Capt. Robert Estrada, at the North Port Police Department, later confirmed in an email, “[W]e have changed the PCA within the agency after consulting with the [state Attorney's Office]. The PCA that was already within the court system according to the SAO will have to remain since it has already been submitted. At some point and time the SAO will submit the changed document as an addendum. We have implemented within our detective bureau to not use this investigative tool on our documents in the future.”

The release of the emails showing interference by a state attorney and the U.S. Marshals Service comes two weeks after agents from the Marshals Service took the extraordinary measure of seizing other public documents related to stingrays from the Sarasota Police Department in order to prevent the ACLU from examining them.

The documents, which were responsive to a FOIA request seeking information about Sarasota’s use of the devices, had been set aside for ACLU attorneys to examine in person. But hours before they arrived for the appointment to view the documents, someone from the Marshals Service swooped in to seize the documents and cart them to another location.
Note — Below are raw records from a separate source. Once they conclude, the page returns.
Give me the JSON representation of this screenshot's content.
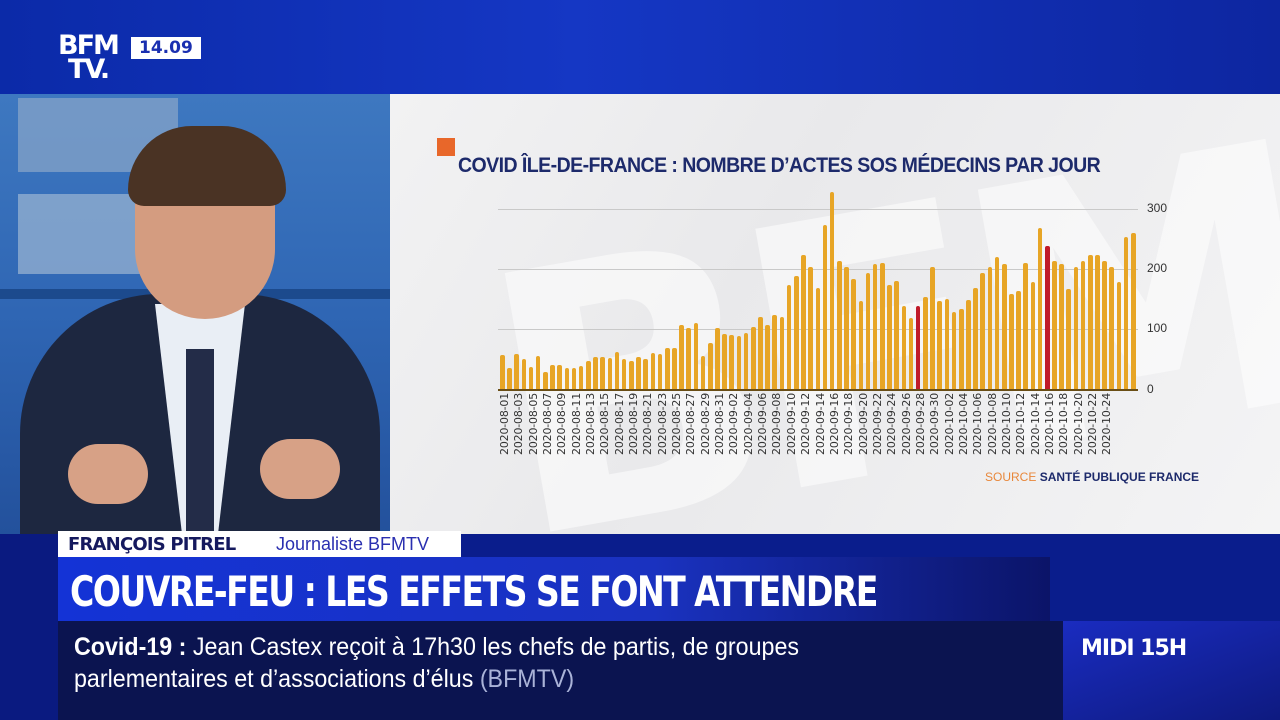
{
  "channel": {
    "logo_line1": "BFM",
    "logo_line2": "TV.",
    "clock": "14.09"
  },
  "chart": {
    "title": "COVID ÎLE-DE-FRANCE : NOMBRE D’ACTES SOS MÉDECINS PAR JOUR",
    "source_label": "SOURCE",
    "source_value": "SANTÉ PUBLIQUE FRANCE",
    "accent_color": "#e8672a",
    "bar_color": "#e7a526",
    "highlight_color": "#c01b2a"
  },
  "chart_data": {
    "type": "bar",
    "title": "COVID ÎLE-DE-FRANCE : NOMBRE D’ACTES SOS MÉDECINS PAR JOUR",
    "xlabel": "",
    "ylabel": "",
    "ylim": [
      0,
      300
    ],
    "yticks": [
      0,
      100,
      200,
      300
    ],
    "y_axis_position": "right",
    "grid": true,
    "x_tick_labels": [
      "2020-08-01",
      "2020-08-03",
      "2020-08-05",
      "2020-08-07",
      "2020-08-09",
      "2020-08-11",
      "2020-08-13",
      "2020-08-15",
      "2020-08-17",
      "2020-08-19",
      "2020-08-21",
      "2020-08-23",
      "2020-08-25",
      "2020-08-27",
      "2020-08-29",
      "2020-08-31",
      "2020-09-02",
      "2020-09-04",
      "2020-09-06",
      "2020-09-08",
      "2020-09-10",
      "2020-09-12",
      "2020-09-14",
      "2020-09-16",
      "2020-09-18",
      "2020-09-20",
      "2020-09-22",
      "2020-09-24",
      "2020-09-26",
      "2020-09-28",
      "2020-09-30",
      "2020-10-02",
      "2020-10-04",
      "2020-10-06",
      "2020-10-08",
      "2020-10-10",
      "2020-10-12",
      "2020-10-14",
      "2020-10-16",
      "2020-10-18",
      "2020-10-20",
      "2020-10-22",
      "2020-10-24"
    ],
    "start_date": "2020-08-01",
    "end_date": "2020-10-25",
    "values": [
      58,
      37,
      60,
      52,
      38,
      57,
      30,
      42,
      42,
      36,
      36,
      40,
      48,
      55,
      55,
      53,
      63,
      52,
      48,
      55,
      52,
      62,
      60,
      70,
      70,
      108,
      103,
      112,
      57,
      78,
      103,
      93,
      92,
      90,
      95,
      105,
      122,
      108,
      125,
      122,
      175,
      190,
      225,
      205,
      170,
      275,
      330,
      215,
      205,
      185,
      148,
      195,
      210,
      212,
      175,
      182,
      140,
      120,
      140,
      155,
      205,
      148,
      152,
      130,
      135,
      150,
      170,
      195,
      205,
      222,
      210,
      160,
      165,
      212,
      180,
      270,
      240,
      215,
      210,
      168,
      205,
      215,
      225,
      225,
      215,
      205,
      180,
      255,
      262
    ],
    "highlighted_bars": [
      {
        "date": "2020-09-28",
        "color": "red"
      },
      {
        "date": "2020-10-16",
        "color": "red"
      }
    ],
    "source": "SOURCE SANTÉ PUBLIQUE FRANCE"
  },
  "guest": {
    "name": "FRANÇOIS PITREL",
    "role": "Journaliste BFMTV"
  },
  "headline": "COUVRE-FEU : LES EFFETS SE FONT ATTENDRE",
  "ticker": {
    "topic": "Covid-19 :",
    "line1": "Jean Castex reçoit à 17h30 les chefs de partis, de groupes",
    "line2": "parlementaires et d’associations d’élus",
    "source": "(BFMTV)"
  },
  "program": "MIDI 15H"
}
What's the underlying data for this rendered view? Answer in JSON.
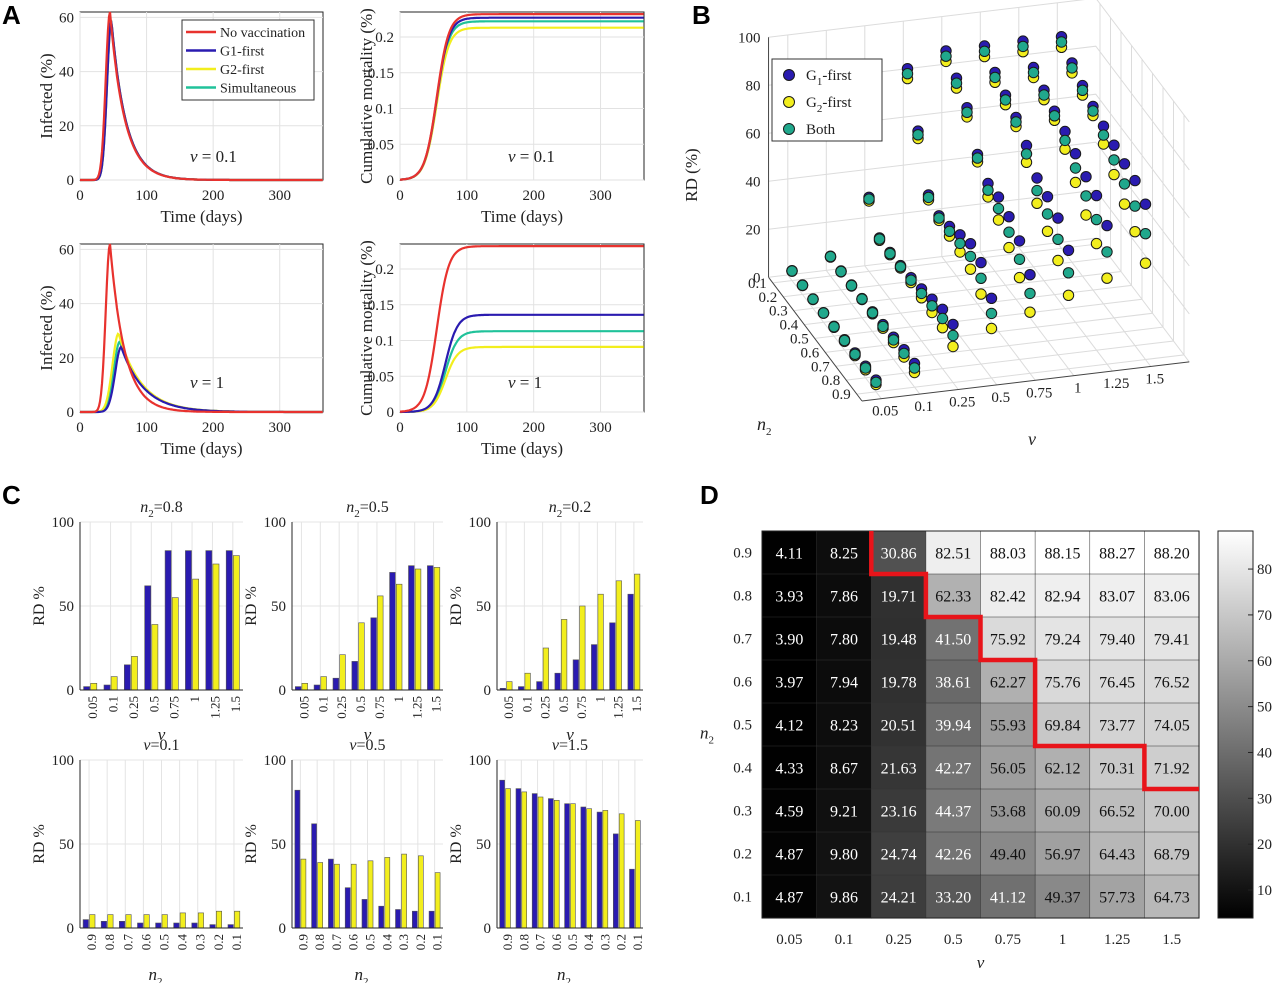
{
  "panel_labels": [
    "A",
    "B",
    "C",
    "D"
  ],
  "chart_data": [
    {
      "panel": "A",
      "type": "line",
      "name": "A1",
      "xlabel": "Time (days)",
      "ylabel": "Infected (%)",
      "xlim": [
        0,
        365
      ],
      "ylim": [
        0,
        62
      ],
      "xticks": [
        0,
        100,
        200,
        300
      ],
      "yticks": [
        0,
        20,
        40,
        60
      ],
      "annotation_italic": "v",
      "annotation_value": " = 0.1",
      "legend": {
        "position": "top-right"
      },
      "series": [
        {
          "name": "No vaccination",
          "color": "#e8322e",
          "peak_x": 45,
          "peak_y": 62
        },
        {
          "name": "G1-first",
          "color": "#2a1bb0",
          "peak_x": 47,
          "peak_y": 59
        },
        {
          "name": "G2-first",
          "color": "#f2ee1d",
          "peak_x": 47,
          "peak_y": 59
        },
        {
          "name": "Simultaneous",
          "color": "#20c29a",
          "peak_x": 47,
          "peak_y": 59
        }
      ]
    },
    {
      "panel": "A",
      "type": "line",
      "name": "A2",
      "xlabel": "Time (days)",
      "ylabel": "Cumulative mortality (%)",
      "xlim": [
        0,
        365
      ],
      "ylim": [
        0,
        0.235
      ],
      "xticks": [
        0,
        100,
        200,
        300
      ],
      "yticks": [
        0,
        0.05,
        0.1,
        0.15,
        0.2
      ],
      "annotation_italic": "v",
      "annotation_value": " = 0.1",
      "series": [
        {
          "name": "No vaccination",
          "color": "#e8322e",
          "final": 0.232
        },
        {
          "name": "G1-first",
          "color": "#2a1bb0",
          "final": 0.227
        },
        {
          "name": "G2-first",
          "color": "#f2ee1d",
          "final": 0.213
        },
        {
          "name": "Simultaneous",
          "color": "#20c29a",
          "final": 0.222
        }
      ]
    },
    {
      "panel": "A",
      "type": "line",
      "name": "A3",
      "xlabel": "Time (days)",
      "ylabel": "Infected (%)",
      "xlim": [
        0,
        365
      ],
      "ylim": [
        0,
        62
      ],
      "xticks": [
        0,
        100,
        200,
        300
      ],
      "yticks": [
        0,
        20,
        40,
        60
      ],
      "annotation_italic": "v",
      "annotation_value": " = 1",
      "series": [
        {
          "name": "No vaccination",
          "color": "#e8322e",
          "peak_x": 45,
          "peak_y": 62
        },
        {
          "name": "G1-first",
          "color": "#2a1bb0",
          "peak_x": 62,
          "peak_y": 24
        },
        {
          "name": "G2-first",
          "color": "#f2ee1d",
          "peak_x": 58,
          "peak_y": 29
        },
        {
          "name": "Simultaneous",
          "color": "#20c29a",
          "peak_x": 60,
          "peak_y": 26
        }
      ]
    },
    {
      "panel": "A",
      "type": "line",
      "name": "A4",
      "xlabel": "Time (days)",
      "ylabel": "Cumulative mortality (%)",
      "xlim": [
        0,
        365
      ],
      "ylim": [
        0,
        0.235
      ],
      "xticks": [
        0,
        100,
        200,
        300
      ],
      "yticks": [
        0,
        0.05,
        0.1,
        0.15,
        0.2
      ],
      "annotation_italic": "v",
      "annotation_value": " = 1",
      "series": [
        {
          "name": "No vaccination",
          "color": "#e8322e",
          "final": 0.232
        },
        {
          "name": "G1-first",
          "color": "#2a1bb0",
          "final": 0.136
        },
        {
          "name": "G2-first",
          "color": "#f2ee1d",
          "final": 0.091
        },
        {
          "name": "Simultaneous",
          "color": "#20c29a",
          "final": 0.113
        }
      ]
    },
    {
      "panel": "B",
      "type": "scatter",
      "name": "B-3d",
      "zlabel": "RD (%)",
      "xlabel": "v",
      "ylabel": "n2",
      "zticks": [
        0,
        20,
        40,
        60,
        80,
        100
      ],
      "vticks": [
        "0.05",
        "0.1",
        "0.25",
        "0.5",
        "0.75",
        "1",
        "1.25",
        "1.5"
      ],
      "nticks": [
        "0.9",
        "0.8",
        "0.7",
        "0.6",
        "0.5",
        "0.4",
        "0.3",
        "0.2",
        "0.1"
      ],
      "legend": {
        "position": "top-left",
        "entries": [
          {
            "label": "G",
            "sub": "1",
            "rest": "-first",
            "color": "#2a1bb0"
          },
          {
            "label": "G",
            "sub": "2",
            "rest": "-first",
            "color": "#f2ee1d"
          },
          {
            "label": "Both",
            "sub": "",
            "rest": "",
            "color": "#20a88c"
          }
        ]
      },
      "series": [
        {
          "name": "G1-first",
          "color": "#2a1bb0"
        },
        {
          "name": "G2-first",
          "color": "#f2ee1d"
        },
        {
          "name": "Both",
          "color": "#20a88c"
        }
      ]
    },
    {
      "panel": "C",
      "type": "bar",
      "name": "C1",
      "title_sym": "n",
      "title_sub": "2",
      "title_val": "=0.8",
      "xlabel": "v",
      "ylabel": "RD %",
      "ylim": [
        0,
        100
      ],
      "yticks": [
        0,
        50,
        100
      ],
      "categories": [
        "0.05",
        "0.1",
        "0.25",
        "0.5",
        "0.75",
        "1",
        "1.25",
        "1.5"
      ],
      "series": [
        {
          "color": "#2a1bb0",
          "values": [
            2,
            3,
            15,
            62,
            83,
            83,
            83,
            83
          ]
        },
        {
          "color": "#f2ee1d",
          "values": [
            4,
            8,
            20,
            39,
            55,
            66,
            75,
            80
          ]
        }
      ]
    },
    {
      "panel": "C",
      "type": "bar",
      "name": "C2",
      "title_sym": "n",
      "title_sub": "2",
      "title_val": "=0.5",
      "xlabel": "v",
      "ylabel": "RD %",
      "ylim": [
        0,
        100
      ],
      "yticks": [
        0,
        50,
        100
      ],
      "categories": [
        "0.05",
        "0.1",
        "0.25",
        "0.5",
        "0.75",
        "1",
        "1.25",
        "1.5"
      ],
      "series": [
        {
          "color": "#2a1bb0",
          "values": [
            2,
            3,
            7,
            17,
            43,
            70,
            74,
            74
          ]
        },
        {
          "color": "#f2ee1d",
          "values": [
            4,
            8,
            21,
            40,
            56,
            63,
            72,
            73
          ]
        }
      ]
    },
    {
      "panel": "C",
      "type": "bar",
      "name": "C3",
      "title_sym": "n",
      "title_sub": "2",
      "title_val": "=0.2",
      "xlabel": "v",
      "ylabel": "RD %",
      "ylim": [
        0,
        100
      ],
      "yticks": [
        0,
        50,
        100
      ],
      "categories": [
        "0.05",
        "0.1",
        "0.25",
        "0.5",
        "0.75",
        "1",
        "1.25",
        "1.5"
      ],
      "series": [
        {
          "color": "#2a1bb0",
          "values": [
            1,
            2,
            5,
            10,
            18,
            27,
            40,
            57
          ]
        },
        {
          "color": "#f2ee1d",
          "values": [
            5,
            10,
            25,
            42,
            50,
            57,
            65,
            69
          ]
        }
      ]
    },
    {
      "panel": "C",
      "type": "bar",
      "name": "C4",
      "title_sym": "v",
      "title_sub": "",
      "title_val": "=0.1",
      "xlabel_sym": "n",
      "xlabel_sub": "2",
      "ylabel": "RD %",
      "ylim": [
        0,
        100
      ],
      "yticks": [
        0,
        50,
        100
      ],
      "categories": [
        "0.9",
        "0.8",
        "0.7",
        "0.6",
        "0.5",
        "0.4",
        "0.3",
        "0.2",
        "0.1"
      ],
      "series": [
        {
          "color": "#2a1bb0",
          "values": [
            5,
            4,
            4,
            3,
            3,
            3,
            3,
            2,
            2
          ]
        },
        {
          "color": "#f2ee1d",
          "values": [
            8,
            8,
            8,
            8,
            8,
            9,
            9,
            10,
            10
          ]
        }
      ]
    },
    {
      "panel": "C",
      "type": "bar",
      "name": "C5",
      "title_sym": "v",
      "title_sub": "",
      "title_val": "=0.5",
      "xlabel_sym": "n",
      "xlabel_sub": "2",
      "ylabel": "RD %",
      "ylim": [
        0,
        100
      ],
      "yticks": [
        0,
        50,
        100
      ],
      "categories": [
        "0.9",
        "0.8",
        "0.7",
        "0.6",
        "0.5",
        "0.4",
        "0.3",
        "0.2",
        "0.1"
      ],
      "series": [
        {
          "color": "#2a1bb0",
          "values": [
            82,
            62,
            41,
            24,
            17,
            13,
            11,
            10,
            10
          ]
        },
        {
          "color": "#f2ee1d",
          "values": [
            41,
            39,
            38,
            38,
            40,
            42,
            44,
            43,
            33
          ]
        }
      ]
    },
    {
      "panel": "C",
      "type": "bar",
      "name": "C6",
      "title_sym": "v",
      "title_sub": "",
      "title_val": "=1.5",
      "xlabel_sym": "n",
      "xlabel_sub": "2",
      "ylabel": "RD %",
      "ylim": [
        0,
        100
      ],
      "yticks": [
        0,
        50,
        100
      ],
      "categories": [
        "0.9",
        "0.8",
        "0.7",
        "0.6",
        "0.5",
        "0.4",
        "0.3",
        "0.2",
        "0.1"
      ],
      "series": [
        {
          "color": "#2a1bb0",
          "values": [
            88,
            83,
            80,
            77,
            74,
            72,
            69,
            56,
            35
          ]
        },
        {
          "color": "#f2ee1d",
          "values": [
            83,
            81,
            78,
            76,
            74,
            71,
            70,
            68,
            64
          ]
        }
      ]
    },
    {
      "panel": "D",
      "type": "heatmap",
      "name": "D-heatmap",
      "xlabel": "v",
      "ylabel_sym": "n",
      "ylabel_sub": "2",
      "x": [
        "0.05",
        "0.1",
        "0.25",
        "0.5",
        "0.75",
        "1",
        "1.25",
        "1.5"
      ],
      "y": [
        "0.9",
        "0.8",
        "0.7",
        "0.6",
        "0.5",
        "0.4",
        "0.3",
        "0.2",
        "0.1"
      ],
      "values": [
        [
          4.11,
          8.25,
          30.86,
          82.51,
          88.03,
          88.15,
          88.27,
          88.2
        ],
        [
          3.93,
          7.86,
          19.71,
          62.33,
          82.42,
          82.94,
          83.07,
          83.06
        ],
        [
          3.9,
          7.8,
          19.48,
          41.5,
          75.92,
          79.24,
          79.4,
          79.41
        ],
        [
          3.97,
          7.94,
          19.78,
          38.61,
          62.27,
          75.76,
          76.45,
          76.52
        ],
        [
          4.12,
          8.23,
          20.51,
          39.94,
          55.93,
          69.84,
          73.77,
          74.05
        ],
        [
          4.33,
          8.67,
          21.63,
          42.27,
          56.05,
          62.12,
          70.31,
          71.92
        ],
        [
          4.59,
          9.21,
          23.16,
          44.37,
          53.68,
          60.09,
          66.52,
          70.0
        ],
        [
          4.87,
          9.8,
          24.74,
          42.26,
          49.4,
          56.97,
          64.43,
          68.79
        ],
        [
          4.87,
          9.86,
          24.21,
          33.2,
          41.12,
          49.37,
          57.73,
          64.73
        ]
      ],
      "colorbar_ticks": [
        10,
        20,
        30,
        40,
        50,
        60,
        70,
        80
      ],
      "colorbar_range": [
        3.9,
        88.3
      ],
      "boundary_color": "#e8141a",
      "boundary_cells": [
        2,
        3,
        4,
        5,
        5,
        7,
        8,
        8,
        8
      ]
    }
  ]
}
ACLU staff attorney Nathan Freed Wessler called the move “truly extraordinary and beyond the worst transparency violations” the group has seen regarding documents detailing police use of the technology.

The U.S. Marshals Service is not the only entity conspiring with police to prevent the public from learning about the equipment. The Harris Corporation, a Florida-based company that makes one of the most popular models of stingrays called Stingray, has made law enforcement agencies sign a non-disclosure agreementexplicitly prohibiting them from telling anyone, including other government bodies, about their use of the secretive equipment.